***
— Вы должны избавиться от нее, кхалиси. — Мирцелла всего лишь девушка. Почти дитя! Неужели вы испугались ребенка, мой храбрый рыцарь? — Она — последний отпрыск узурпатора. Найдутся люди, которые захотят короновать ее, сделать своим знаменем! Ее нельзя оставлять в живых. — Какие люди, сир Джорах? Народ любит меня. Неужели в вас нет жалости?

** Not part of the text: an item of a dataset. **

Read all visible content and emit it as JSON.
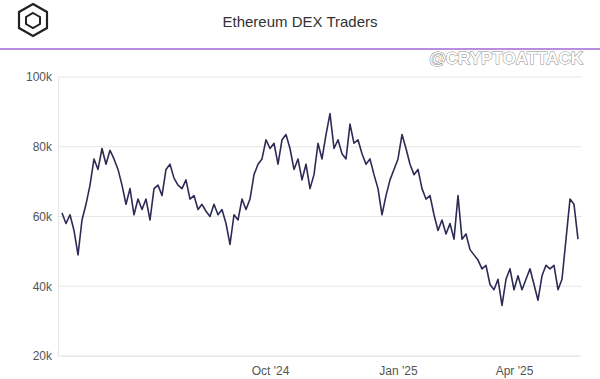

Головы ее матери и дяди гниют на пиках на крепостной стене, она одна на этом свете, последняя из Ланнистеров! — Вы тоже были последней из Таргариенов. Между королевой и ее десницей повисло молчание. Оно тягостно, и чем дольше длится, тем труднее Дени было возразить сиру Джораху. Она понимала, что он прав. — Не жалейте львенка, из него вырастет лев. Он смотрел на нее с мольбой. — Нет никакого львенка, — наконец произнесла она. — Мирцелла Баратеон умерла. Погибла из-за нелепой ошибки. Дрогона не покормили, и он напал на нее. Пусть об этом объявят сегодня же, на всех площадях. Я хочу, чтобы об этом знали все: от десницы и до последнего побирушки. — Но кхалиси… — Мирцелла умерла, — в голосе Дейенерис зазвенела сталь. — А это — моя служанка Дореа. Девушка для удовольствий! — выпалила Дени, еле сдержавшись, чтобы не показать сиру Джораху язык.***
Могла ли она тогда, во время давнего разговора, подумать, что Мирцелла, которую отныне всему ближнему кругу было приказано именовать Дореей, на самом деле придет к ней в постель? Что среди ночи Дени проснется от сладкой истомы, охватившей все тело, и, открыв глаза, увидит перед собой золотоволосую голову, уткнувшуюяся ей между ног? Ни для кого не было секретом, что Ирри или Чхику время от времени делят с королевой ложе. И девочка, видимо, наслушавшись, о чем шепчутся слуги по углам, решила отблагодарить ее. У Дейенерис Таргариен никогда не было недостатка в мужчинах. Но ни Джорах Мормонт, ни хранитель севера Джон Старк не смогли доставить ей такого удовольствия, как новая Дореа. Дело было не в них. Единственной виной обоих достойных мужей было то, что они не являлись кхалом Дрого. А у Мирцеллы — золотые волосы и нежная покорность Дореи из Лисса. И когда она встает на колени перед Дени, или ползком, по-кошачьи, пробирается к ней по роскошной постели, Дейенерис кажется, что она снова в шатре Дрого. Что еще мгновение, и занавески заколышутся, и войдет ее Солнце и Звезды. Пусть королева Дейенерис Таргариен, первая этого имени, и не думала соблазнять последнюю из Ланнистеров, она не жалеет об этом. Боги не одобряют ложь. Но благодаря лжи Дейенерис раз за разом возвращается в счастливое время рядом с Дрого, а Мирцелла-Дореа — будет жить.